Vertrag mit Stronach

28.11.2015 16:04

Jetzt sind alle gegen Naderer

Zwei Tage feuerte Stronach-Klubchef Helmut Naderer aus allen Rohren, verlangte mit Sanktus des Parteichefs Frank Stronach den Landesrat-Sitz vom ausgetretenen Hans Mayr zurück und packte einen fragwürdigen Knebelvertrag aus, der den Austritt aus dem Landtagsklub untersagt.

Der gescholtene Landesrat schwieg bislang dazu, in der "Krone" nimmt er nun Stellung - vor lauter Zorn schnappt er immer wieder nach Luft: "Ich will keinen Kommentar mehr zu Stronach und Naderer abgeben. Ich könnte vieles sagen, aber einer muss den Streit beenden und aus dem Ring steigen. Ich bin Landesrat und habe Regierungsarbeit zu leisten. Zum Vertrag: Er ist auf Wunsch und Wollen aller (Mayr, Naderer, Otto Konrad, Gabriele Fürhapter) entstanden, ich habe ihn dann damals als Obmann beim Anwalt aufsetzen lassen. Wir waren der Meinung, wenn jemand nach der Wahl aus dem Stronach-Klub im Landtag aussteigt, dass wir dann den Klubstatus verlieren und die Partei riskieren. Dagegen haben wir uns absichern wollen. Aber es gilt ja das Versteinerungsprinzip im Land, also einmal Klub immer Klub, auch wenn nur mehr eine Person übrig bleibt. (Anm.: Im Vertrag steht, dass falls der Klub platzen sollte, finanzieller Schadensersatz zu leisten ist, weil Stronach den Großteil der Wahlkampfkosten bezahlte). Ich wusste auch noch nicht, dass ich wirklich Landesrat werde. Im Vertrag gilt die Regelung allerdings nur für Klubmitglieder, als Landesrat bin ich das nicht. Somit sehe ich absolut keinen Grund für meinen Rücktritt. Otto Konrad und ich wollten die Partei schützen und sie weiter entwickeln. Aber das war nicht mehr möglich."

Naderer warf Mayr auch vor, für Tempo 80 gestimmt zu haben und 500 Häuser für Flüchtlinge zu bauen: "Wir bauen diese Wohnungen für obdachlose Menschen, die kurzfristig ein Dach über dem Kopf brauchen.
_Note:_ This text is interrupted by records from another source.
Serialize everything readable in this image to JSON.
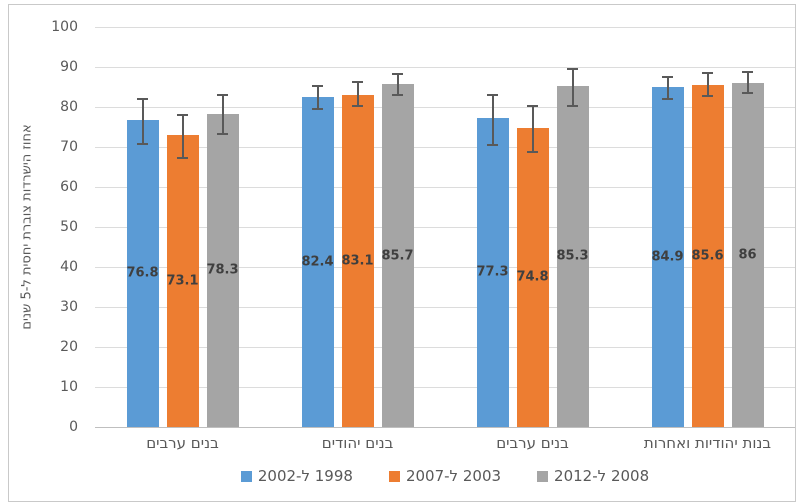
{
  "chart_data": {
    "type": "bar",
    "title": "",
    "xlabel": "",
    "ylabel": "אחוז הישרדות צוברת יחסית ל-5 שנים",
    "ylim": [
      0,
      100
    ],
    "ytick_interval": 10,
    "yticks": [
      0,
      10,
      20,
      30,
      40,
      50,
      60,
      70,
      80,
      90,
      100
    ],
    "grid": true,
    "legend_position": "bottom",
    "error_bars": true,
    "categories": [
      "בנים ערבים",
      "בנים יהודים",
      "בנים ערבים",
      "בנות יהודיות ואחרות"
    ],
    "series": [
      {
        "name": "1998 ל-2002",
        "color": "#5B9BD5",
        "values": [
          76.8,
          82.4,
          77.3,
          84.9
        ],
        "err_plus": [
          5.0,
          2.5,
          5.5,
          2.4
        ],
        "err_minus": [
          5.8,
          2.7,
          6.5,
          2.7
        ]
      },
      {
        "name": "2003 ל-2007",
        "color": "#ED7D31",
        "values": [
          73.1,
          83.1,
          74.8,
          85.6
        ],
        "err_plus": [
          4.7,
          2.9,
          5.1,
          2.7
        ],
        "err_minus": [
          5.5,
          2.6,
          5.7,
          2.6
        ]
      },
      {
        "name": "2008 ל-2012",
        "color": "#A5A5A5",
        "values": [
          78.3,
          85.7,
          85.3,
          86
        ],
        "err_plus": [
          4.5,
          2.4,
          4.0,
          2.5
        ],
        "err_minus": [
          4.8,
          2.4,
          4.8,
          2.3
        ]
      }
    ],
    "style": {
      "gridline_color": "#dcdcdc",
      "axis_line_color": "#bfbfbf",
      "text_color": "#595959",
      "data_label_color": "#3f3f3f",
      "error_bar_color": "#595959",
      "frame_border_color": "#c9c9c9"
    }
  }
}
Und Tempo 80 ist eine Entscheidung von Landesvize Rössler. Als Koalitionspartner haben wir das mitgetragen."

ÖVP und Grüne halten zu Mayr
Mit Mayr gingen auch sechs Bezirksfunktionäre: Undemokratisches, diktatorisches Verhalten von Stronach und Naderer und Attacken gegen Mayr sind die Hauptgründe. Christian Lindtner im Tennengau wurde nach eigenen Angaben von der Abgeordneten Fürhapter unter Druck gesetzt, ein Schreiben gegen Mayr zu unterzeichnen, was er dann nicht tat. Christoph Tür im Flachgau wurde ein neuer Bezirkssprecher ohne Wahl vor die Nase gesetzt. Und Sepp Wimmer wie Anton Millinger im Pinzgau meinten, Stronach und Naderer hätten die Partei wie einen Betrieb, nur diktatorischer geführt. Tendenzen zum rechten Rand waren ebenso nicht tragbar. ÖVP und Grüne in der Regierung bleiben indes gelassen, man habe von Anfang an gewusst, dass Naderer schwierig sei. Man halte uneingeschränkt zu Mayr.